And then there was one. Allianz’s recent decision to sell its U.S. life insurance unit leaves Aegon as one of the last major European insurers with a substantial book of American life business, as disparate regulatory regimes have reduced the diversification value of cross border holdings. How long will Aegon hold on?

Catalysts for Aegon to divest its U.S. life insurance business abound, according to one industry banker. Selling the unit would accelerate the company’s tilt toward a “capital light” operating model, freeing up capital currently required to meet regulatory requirements. The remaining company would also be composed of more property and casualty insurance, a segment that is typically awarded higher valuation multiples than life.
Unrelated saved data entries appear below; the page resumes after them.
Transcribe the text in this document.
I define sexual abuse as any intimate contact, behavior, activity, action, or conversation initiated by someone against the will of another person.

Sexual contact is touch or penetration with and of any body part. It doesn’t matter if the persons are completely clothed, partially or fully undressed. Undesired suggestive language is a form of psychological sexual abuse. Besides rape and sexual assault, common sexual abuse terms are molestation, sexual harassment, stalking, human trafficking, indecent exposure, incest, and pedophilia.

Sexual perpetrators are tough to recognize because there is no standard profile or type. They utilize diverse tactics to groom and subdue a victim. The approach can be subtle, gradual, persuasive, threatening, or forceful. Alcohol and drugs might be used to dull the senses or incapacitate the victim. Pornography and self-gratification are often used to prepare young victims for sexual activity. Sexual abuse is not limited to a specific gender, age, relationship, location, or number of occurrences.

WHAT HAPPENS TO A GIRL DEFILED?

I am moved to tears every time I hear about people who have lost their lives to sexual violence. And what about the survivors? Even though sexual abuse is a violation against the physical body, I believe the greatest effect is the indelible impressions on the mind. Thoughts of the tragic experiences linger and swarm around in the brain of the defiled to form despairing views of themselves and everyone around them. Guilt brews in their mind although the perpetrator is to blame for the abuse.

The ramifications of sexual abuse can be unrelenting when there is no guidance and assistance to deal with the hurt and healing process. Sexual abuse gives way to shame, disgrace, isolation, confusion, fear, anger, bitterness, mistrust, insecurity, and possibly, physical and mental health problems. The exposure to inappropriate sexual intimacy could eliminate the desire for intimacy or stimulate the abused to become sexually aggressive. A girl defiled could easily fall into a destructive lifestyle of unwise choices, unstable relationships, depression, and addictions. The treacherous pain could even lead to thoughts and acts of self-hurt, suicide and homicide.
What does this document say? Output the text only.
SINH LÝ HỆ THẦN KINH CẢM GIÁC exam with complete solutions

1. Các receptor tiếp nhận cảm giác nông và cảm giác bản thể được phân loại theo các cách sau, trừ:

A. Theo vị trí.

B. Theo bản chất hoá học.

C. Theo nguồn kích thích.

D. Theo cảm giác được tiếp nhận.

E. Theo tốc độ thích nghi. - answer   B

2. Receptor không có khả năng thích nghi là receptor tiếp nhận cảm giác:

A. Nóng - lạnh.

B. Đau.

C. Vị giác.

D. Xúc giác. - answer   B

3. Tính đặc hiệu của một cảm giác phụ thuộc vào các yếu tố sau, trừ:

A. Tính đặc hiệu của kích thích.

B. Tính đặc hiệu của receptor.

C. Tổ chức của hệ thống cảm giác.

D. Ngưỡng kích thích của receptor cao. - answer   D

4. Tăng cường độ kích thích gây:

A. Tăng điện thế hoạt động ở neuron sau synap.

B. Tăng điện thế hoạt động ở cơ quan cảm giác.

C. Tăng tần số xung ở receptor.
Private equity bidders might already be sharpening their pencils on the prospect—few blocks of life insurance are available for acquisitions, even as PE’s focus on sources of perpetual capital has increased buyer demand. Apollo’s purchase of Athene and KKR’s acquisition of Global Atlantic Financial Group are no longer outliers as PE firms double down, using those platforms to make further insurance sector acquisitions.

There is at least some reason to pause. A sale would mark a major turnaround for a business that generates the plurality of its earnings in the U.S. as of full year 2020. And management has said as much when asked in earnings calls about the potential to right-size the unit. But it’s been done before. Fellow European insurers Aviva and AXA exited their U.S. life units as well, and AXA subsequently completed its transformation into a P&C player by acquiring XL Group.

Private equity in search of permanent pools of capital could well consider an Aegon U.S. life insurance acquisition to better position Aegon for a similar pivot.